Does it make sense to remove slots ?
David Hopwood
david.nospam.hopwood at blueyonder.co.uk
Mon Nov 8 15:54:13 PST 2004
Massimo Dentico wrote:
> David Hopwood wrote:
>
>> Exactly: you don't need a Circle type at all, so there is no problem
>> to solve. This applies to a large proportion of cases of supposed
>> problems involving Liskov substitutability.
>
> Unacceptable: the example of ellipses and circles is perfectly
> valid as representative of situations in the real world.

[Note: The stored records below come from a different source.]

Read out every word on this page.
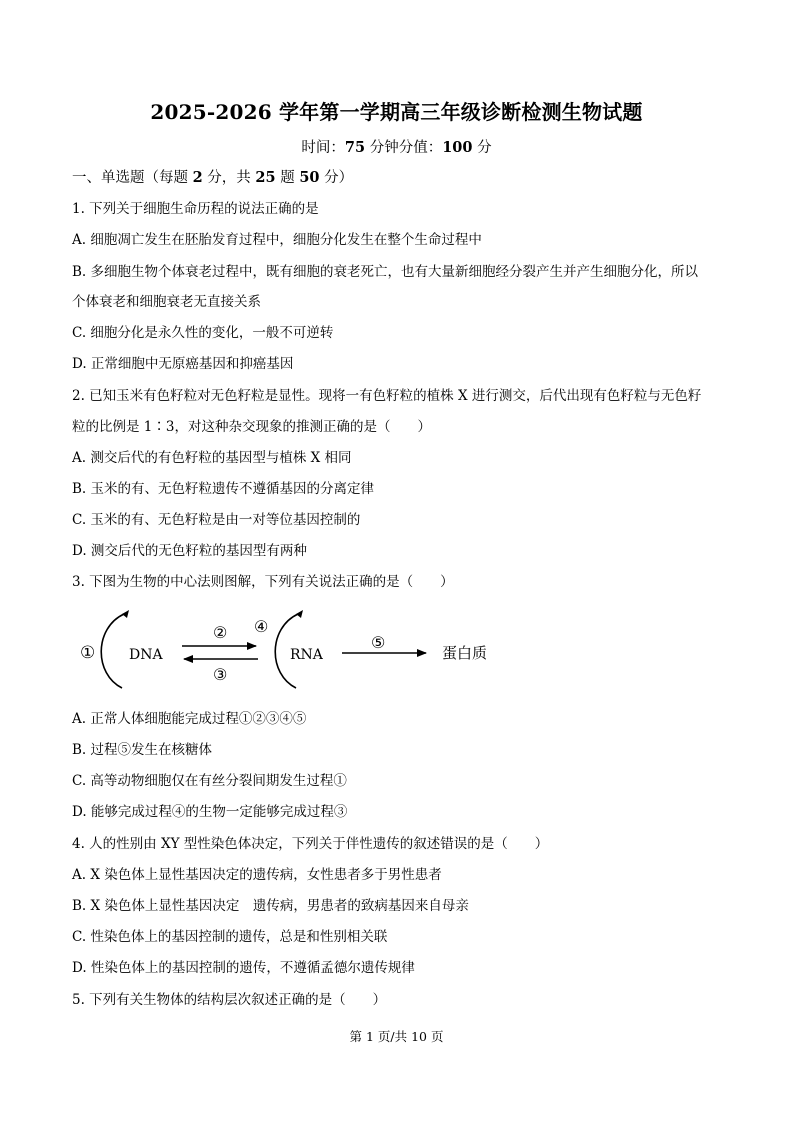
2025-2026 学年第一学期高三年级诊断检测生物试题
时间：75 分钟分值：100 分
一、单选题（每题 2 分，共 25 题 50 分）
1. 下列关于细胞生命历程的说法正确的是
A. 细胞凋亡发生在胚胎发育过程中，细胞分化发生在整个生命过程中
B. 多细胞生物个体衰老过程中，既有细胞的衰老死亡，也有大量新细胞经分裂产生并产生细胞分化，所以
个体衰老和细胞衰老无直接关系
C. 细胞分化是永久性的变化，一般不可逆转
D. 正常细胞中无原癌基因和抑癌基因
2. 已知玉米有色籽粒对无色籽粒是显性。现将一有色籽粒的植株 X 进行测交，后代出现有色籽粒与无色籽
粒的比例是 1∶3，对这种杂交现象的推测正确的是（　　）
A. 测交后代的有色籽粒的基因型与植株 X 相同
B. 玉米的有、无色籽粒遗传不遵循基因的分离定律
C. 玉米的有、无色籽粒是由一对等位基因控制的
D. 测交后代的无色籽粒的基因型有两种
3. 下图为生物的中心法则图解，下列有关说法正确的是（　　）
① DNA
②
③
④
RNA
⑤
蛋白质
A. 正常人体细胞能完成过程①②③④⑤
B. 过程⑤发生在核糖体
C. 高等动物细胞仅在有丝分裂间期发生过程①
D. 能够完成过程④的生物一定能够完成过程③
4. 人的性别由 XY 型性染色体决定，下列关于伴性遗传的叙述错误的是（　　）
A. X 染色体上显性基因决定的遗传病，女性患者多于男性患者
B. X 染色体上显性基因决定　遗传病，男患者的致病基因来自母亲
C. 性染色体上的基因控制的遗传，总是和性别相关联
D. 性染色体上的基因控制的遗传，不遵循孟德尔遗传规律
5. 下列有关生物体的结构层次叙述正确的是（　　）
第 1 页/共 10 页
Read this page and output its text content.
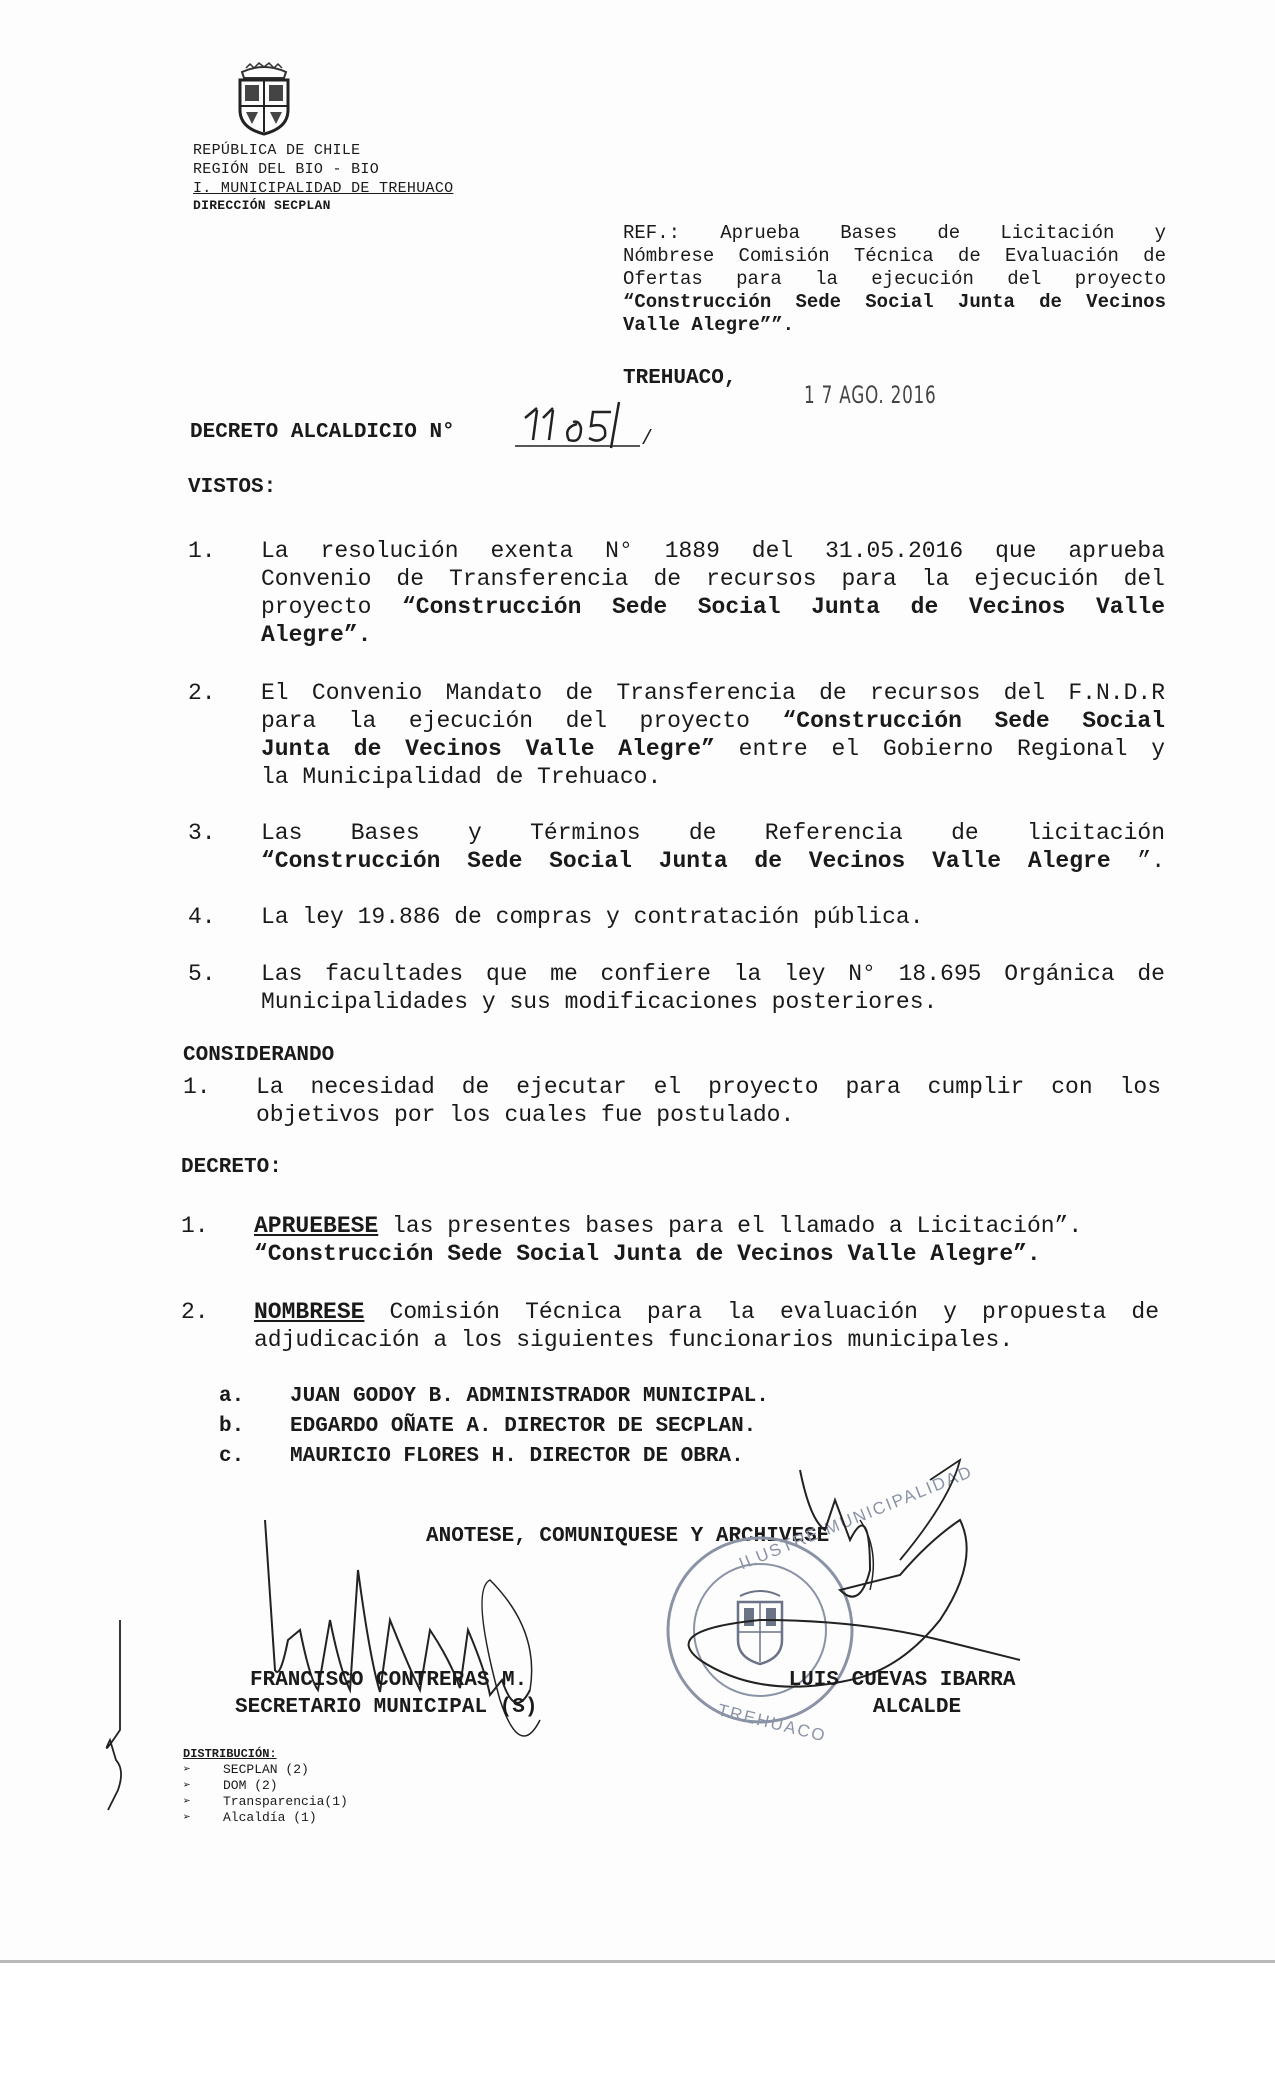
REPÚBLICA DE CHILE
REGIÓN DEL BIO - BIO
I. MUNICIPALIDAD DE TREHUACO
DIRECCIÓN SECPLAN
REF.: Aprueba Bases de Licitación y
Nómbrese Comisión Técnica de Evaluación de
Ofertas para la ejecución del proyecto
“Construcción Sede Social Junta de Vecinos
Valle Alegre””.
TREHUACO,
1 7 AGO. 2016
DECRETO ALCALDICIO N°	/
VISTOS:
1. La resolución exenta N° 1889 del 31.05.2016 que aprueba
Convenio de Transferencia de recursos para la ejecución del
proyecto “Construcción Sede Social Junta de Vecinos Valle
Alegre”.
2. El Convenio Mandato de Transferencia de recursos del F.N.D.R
para la ejecución del proyecto “Construcción Sede Social
Junta de Vecinos Valle Alegre” entre el Gobierno Regional y
la Municipalidad de Trehuaco.
3. Las Bases y Términos de Referencia de licitación
“Construcción Sede Social Junta de Vecinos Valle Alegre ”.
4. La ley 19.886 de compras y contratación pública.
5. Las facultades que me confiere la ley N° 18.695 Orgánica de
Municipalidades y sus modificaciones posteriores.
CONSIDERANDO
1. La necesidad de ejecutar el proyecto para cumplir con los
objetivos por los cuales fue postulado.
DECRETO:
1. APRUEBESE las presentes bases para el llamado a Licitación”.
“Construcción Sede Social Junta de Vecinos Valle Alegre”.
2. NOMBRESE Comisión Técnica para la evaluación y propuesta de
adjudicación a los siguientes funcionarios municipales.
a. JUAN GODOY B. ADMINISTRADOR MUNICIPAL.
b. EDGARDO OÑATE A. DIRECTOR DE SECPLAN.
c. MAURICIO FLORES H. DIRECTOR DE OBRA.
ANOTESE, COMUNIQUESE Y ARCHIVESE
ILUSTRE MUNICIPALIDAD
TREHUACO
FRANCISCO CONTRERAS M.
SECRETARIO MUNICIPAL (S)
LUIS CUEVAS IBARRA
ALCALDE
DISTRIBUCIÓN:
➢ SECPLAN (2)
➢ DOM (2)
➢ Transparencia(1)
➢ Alcaldía (1)
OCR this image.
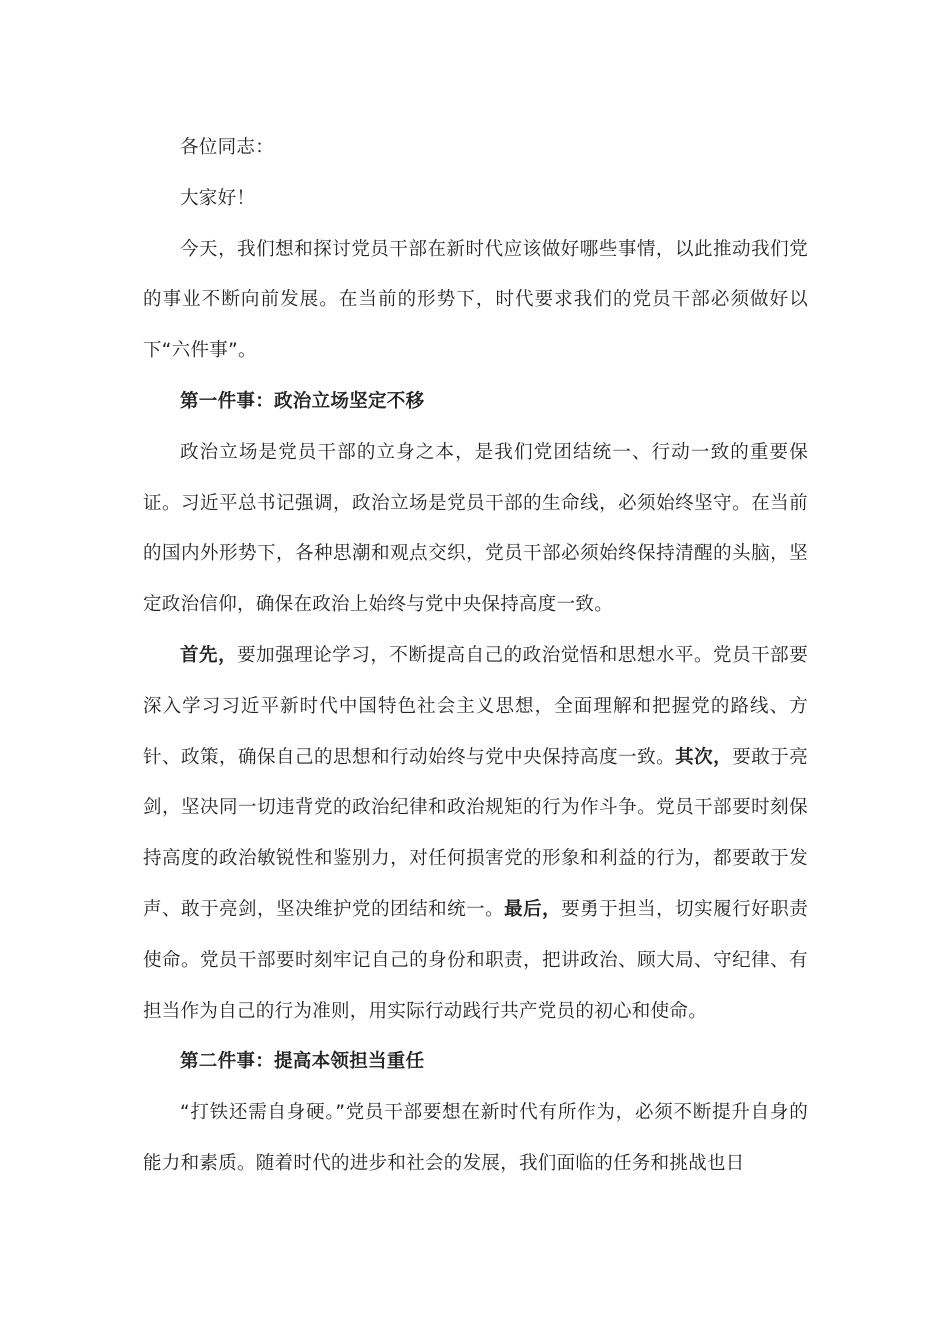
各位同志：

大家好！

今天，我们想和探讨党员干部在新时代应该做好哪些事情，以此推动我们党的事业不断向前发展。在当前的形势下，时代要求我们的党员干部必须做好以下“六件事”。

第一件事：政治立场坚定不移

政治立场是党员干部的立身之本，是我们党团结统一、行动一致的重要保证。习近平总书记强调，政治立场是党员干部的生命线，必须始终坚守。在当前的国内外形势下，各种思潮和观点交织，党员干部必须始终保持清醒的头脑，坚定政治信仰，确保在政治上始终与党中央保持高度一致。

首先，要加强理论学习，不断提高自己的政治觉悟和思想水平。党员干部要深入学习习近平新时代中国特色社会主义思想，全面理解和把握党的路线、方针、政策，确保自己的思想和行动始终与党中央保持高度一致。其次，要敢于亮剑，坚决同一切违背党的政治纪律和政治规矩的行为作斗争。党员干部要时刻保持高度的政治敏锐性和鉴别力，对任何损害党的形象和利益的行为，都要敢于发声、敢于亮剑，坚决维护党的团结和统一。最后，要勇于担当，切实履行好职责使命。党员干部要时刻牢记自己的身份和职责，把讲政治、顾大局、守纪律、有担当作为自己的行为准则，用实际行动践行共产党员的初心和使命。

第二件事：提高本领担当重任

“打铁还需自身硬。”党员干部要想在新时代有所作为，必须不断提升自身的能力和素质。随着时代的进步和社会的发展，我们面临的任务和挑战也日
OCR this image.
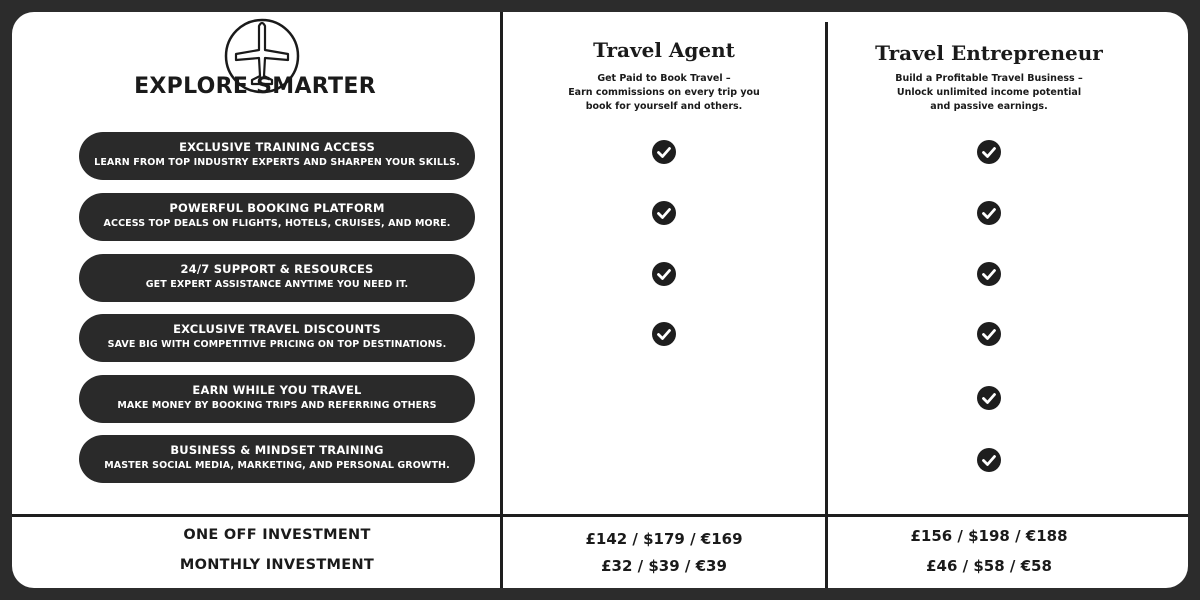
EXPLORE SMARTER
EXCLUSIVE TRAINING ACCESS
LEARN FROM TOP INDUSTRY EXPERTS AND SHARPEN YOUR SKILLS.
POWERFUL BOOKING PLATFORM
ACCESS TOP DEALS ON FLIGHTS, HOTELS, CRUISES, AND MORE.
24/7 SUPPORT & RESOURCES
GET EXPERT ASSISTANCE ANYTIME YOU NEED IT.
EXCLUSIVE TRAVEL DISCOUNTS
SAVE BIG WITH COMPETITIVE PRICING ON TOP DESTINATIONS.
EARN WHILE YOU TRAVEL
MAKE MONEY BY BOOKING TRIPS AND REFERRING OTHERS
BUSINESS & MINDSET TRAINING
MASTER SOCIAL MEDIA, MARKETING, AND PERSONAL GROWTH.
Travel Agent
Get Paid to Book Travel –
Earn commissions on every trip you
book for yourself and others.
Travel Entrepreneur
Build a Profitable Travel Business –
Unlock unlimited income potential
and passive earnings.
ONE OFF INVESTMENT
MONTHLY INVESTMENT
£142 / $179 / €169
£32 / $39 / €39
£156 / $198 / €188
£46 / $58 / €58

LSP only allows Circle to be considered a subtype of Ellipse if its
behaviour is identical to a constrained Ellipse, i.e. with equal major
and minor axes. So why not just use an Ellipse with equal major and
minor axes, and reduce the complexity of the system by eliminating
a class?
Essentially the only cases in which it is useful to define a subtype
relation between two concrete classes are cases in which LSP, strictly
interpreted, does *not* hold.
>> But see <http://c2.com/cgi/wiki?DarwenAndDatesTypeSystem>.
>
> This page is void, so...
My apologies, it should have been
<http://c2.com/cgi/wiki?DateAndDarwensTypeSystem>.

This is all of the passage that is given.